Abstract

We study the temporal fluctuations in time-dependent stock prices (both individual and composite) as a stochastic phenomenon using general techniques and methods of nonequilibrium statistical mechanics. In particular, we analyze stock price fluctuations as a non-Markovian stochastic process using the first-passage statistical concepts of persistence and survival. We report the results of empirical measurements of the normalized qth-order correlation functions fq(t), survival probability S(t), and persistence probability P(t) for several stock market dynamical sets. We analyze both minute-to-minute and higher-frequency stock market recordings (i.e., with the sampling time deltat of the order of days). We find that the fluctuating stock price is multifractal and the choice of deltat has no effect on the qualitative multifractal behavior displayed by the 1/q dependence of the generalized Hurst exponent Hq associated with the power-law evolution of the correlation function fq(t) approximately tHq.
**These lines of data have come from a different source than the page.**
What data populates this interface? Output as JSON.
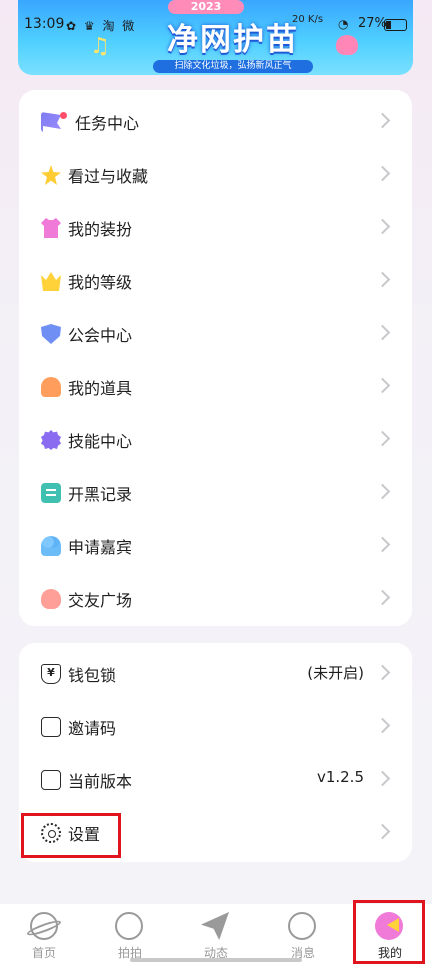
{
  "status_bar": {
    "time": "13:09",
    "battery": "27%",
    "left_icons": "✿ ♛ 淘 微",
    "right_icons": "20\nK/s"
  },
  "banner": {
    "year": "2023",
    "title": "净网护苗",
    "subtitle": "扫除文化垃圾，弘扬新风正气"
  },
  "menu": {
    "items": [
      {
        "label": "任务中心",
        "icon": "flag-icon",
        "badge": true
      },
      {
        "label": "看过与收藏",
        "icon": "star-icon"
      },
      {
        "label": "我的装扮",
        "icon": "shirt-icon"
      },
      {
        "label": "我的等级",
        "icon": "crown-icon"
      },
      {
        "label": "公会中心",
        "icon": "shield-icon"
      },
      {
        "label": "我的道具",
        "icon": "bell-icon"
      },
      {
        "label": "技能中心",
        "icon": "badge-icon"
      },
      {
        "label": "开黑记录",
        "icon": "note-icon"
      },
      {
        "label": "申请嘉宾",
        "icon": "people-icon"
      },
      {
        "label": "交友广场",
        "icon": "heart-icon"
      }
    ]
  },
  "settings": {
    "items": [
      {
        "label": "钱包锁",
        "value": "(未开启)",
        "icon": "wallet-lock-icon"
      },
      {
        "label": "邀请码",
        "value": "",
        "icon": "ticket-icon"
      },
      {
        "label": "当前版本",
        "value": "v1.2.5",
        "icon": "document-icon"
      },
      {
        "label": "设置",
        "value": "",
        "icon": "gear-icon"
      }
    ]
  },
  "nav": {
    "items": [
      {
        "label": "首页",
        "icon": "planet-icon"
      },
      {
        "label": "拍拍",
        "icon": "shoot-icon"
      },
      {
        "label": "动态",
        "icon": "paper-plane-icon"
      },
      {
        "label": "消息",
        "icon": "chat-icon"
      },
      {
        "label": "我的",
        "icon": "profile-icon",
        "active": true
      }
    ]
  }
}
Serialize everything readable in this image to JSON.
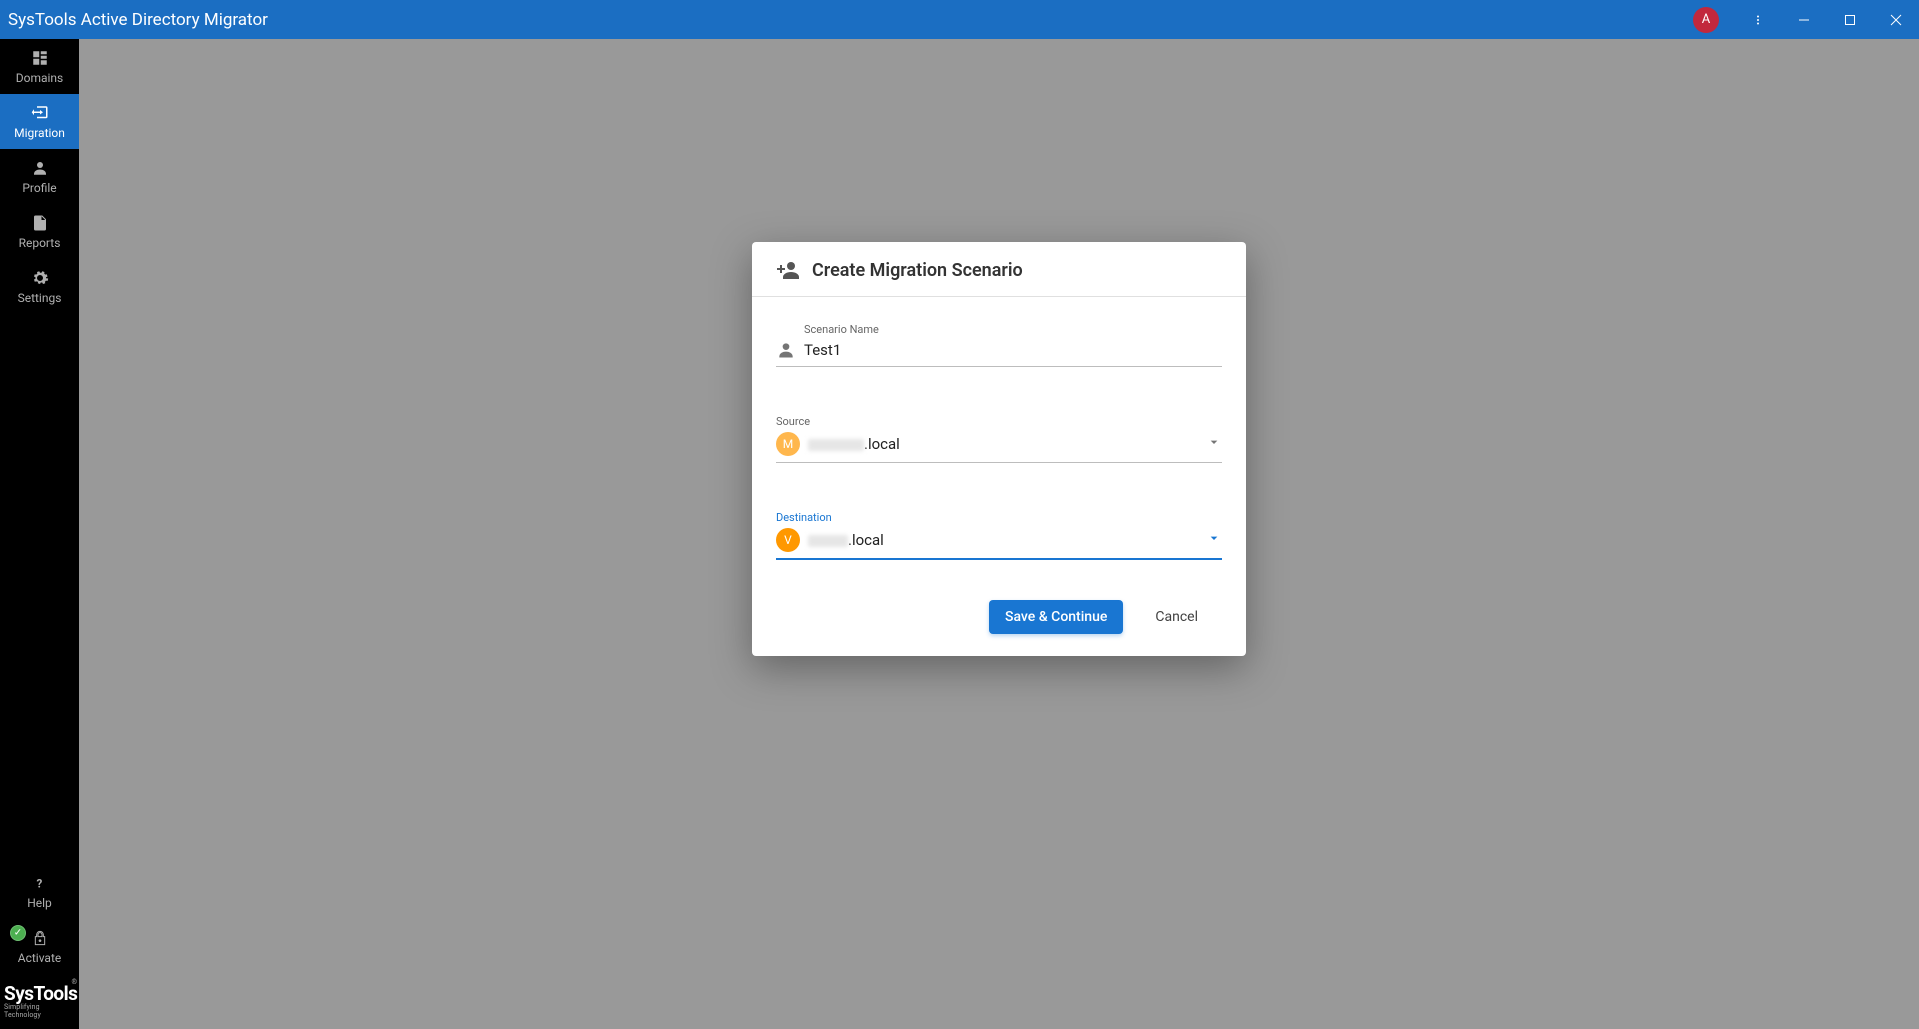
{
  "titlebar": {
    "title": "SysTools Active Directory Migrator",
    "avatar_letter": "A"
  },
  "sidebar": {
    "items": [
      {
        "label": "Domains"
      },
      {
        "label": "Migration"
      },
      {
        "label": "Profile"
      },
      {
        "label": "Reports"
      },
      {
        "label": "Settings"
      }
    ],
    "bottom": [
      {
        "label": "Help"
      },
      {
        "label": "Activate"
      }
    ],
    "brand": {
      "name": "SysTools",
      "tag": "Simplifying Technology",
      "reg": "®"
    }
  },
  "dialog": {
    "title": "Create Migration Scenario",
    "scenario": {
      "label": "Scenario Name",
      "value": "Test1"
    },
    "source": {
      "label": "Source",
      "avatar": "M",
      "suffix": ".local"
    },
    "destination": {
      "label": "Destination",
      "avatar": "V",
      "suffix": ".local"
    },
    "actions": {
      "save": "Save & Continue",
      "cancel": "Cancel"
    }
  }
}
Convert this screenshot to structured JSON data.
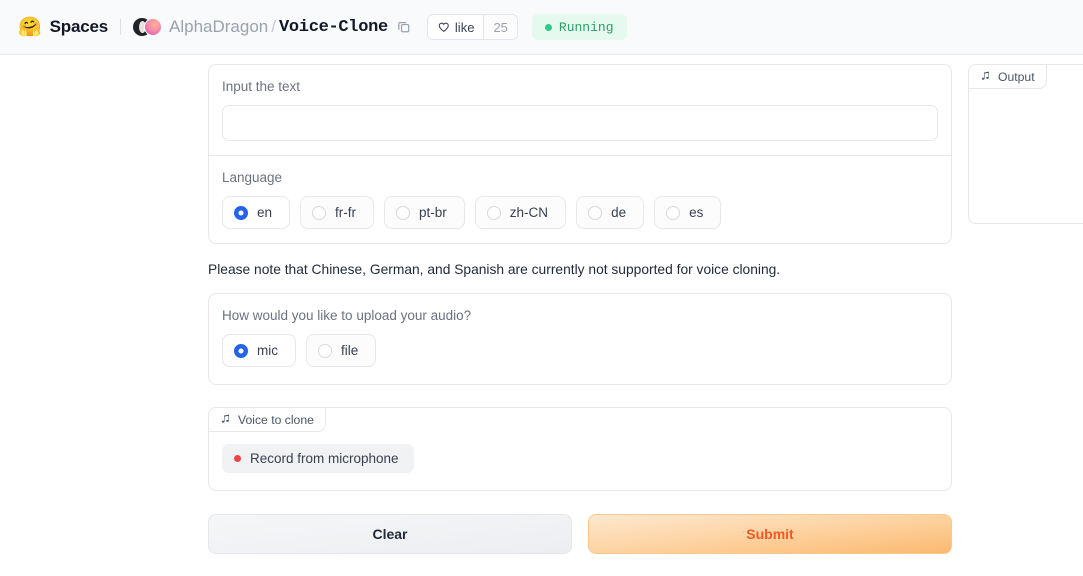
{
  "header": {
    "logo_icon": "hugging-face-logo",
    "spaces_label": "Spaces",
    "owner": "AlphaDragon",
    "slash": "/",
    "repo": "Voice-Clone",
    "copy_icon": "copy-icon",
    "like_icon": "heart-icon",
    "like_label": "like",
    "like_count": "25",
    "status_label": "Running",
    "status_color": "#2ecc8a"
  },
  "form": {
    "text_input": {
      "label": "Input the text",
      "value": "",
      "placeholder": ""
    },
    "language": {
      "label": "Language",
      "selected": "en",
      "options": [
        {
          "label": "en",
          "selected": true
        },
        {
          "label": "fr-fr",
          "selected": false
        },
        {
          "label": "pt-br",
          "selected": false
        },
        {
          "label": "zh-CN",
          "selected": false
        },
        {
          "label": "de",
          "selected": false
        },
        {
          "label": "es",
          "selected": false
        }
      ]
    },
    "note": "Please note that Chinese, German, and Spanish are currently not supported for voice cloning.",
    "upload_mode": {
      "label": "How would you like to upload your audio?",
      "selected": "mic",
      "options": [
        {
          "label": "mic",
          "selected": true
        },
        {
          "label": "file",
          "selected": false
        }
      ]
    },
    "voice_to_clone": {
      "tab_icon": "music-note-icon",
      "tab_label": "Voice to clone",
      "record_icon": "record-dot-icon",
      "record_label": "Record from microphone"
    },
    "actions": {
      "clear_label": "Clear",
      "submit_label": "Submit",
      "submit_color": "#f05a22"
    }
  },
  "output": {
    "tab_icon": "music-note-icon",
    "tab_label": "Output"
  }
}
The probability S(t) of the stock price remaining above the average up to time t is very sensitive to the total measurement time tm and the sampling time. The probability P(t) of the stock not returning to the initial value within an interval t has a universal power-law behavior P(t) approximately t(-theta), with a persistence exponent theta close to 0.5 that agrees with the prediction theta=1-H2. The empirical financial stocks also present an interesting feature found in turbulent fluids, the extended self-similarity.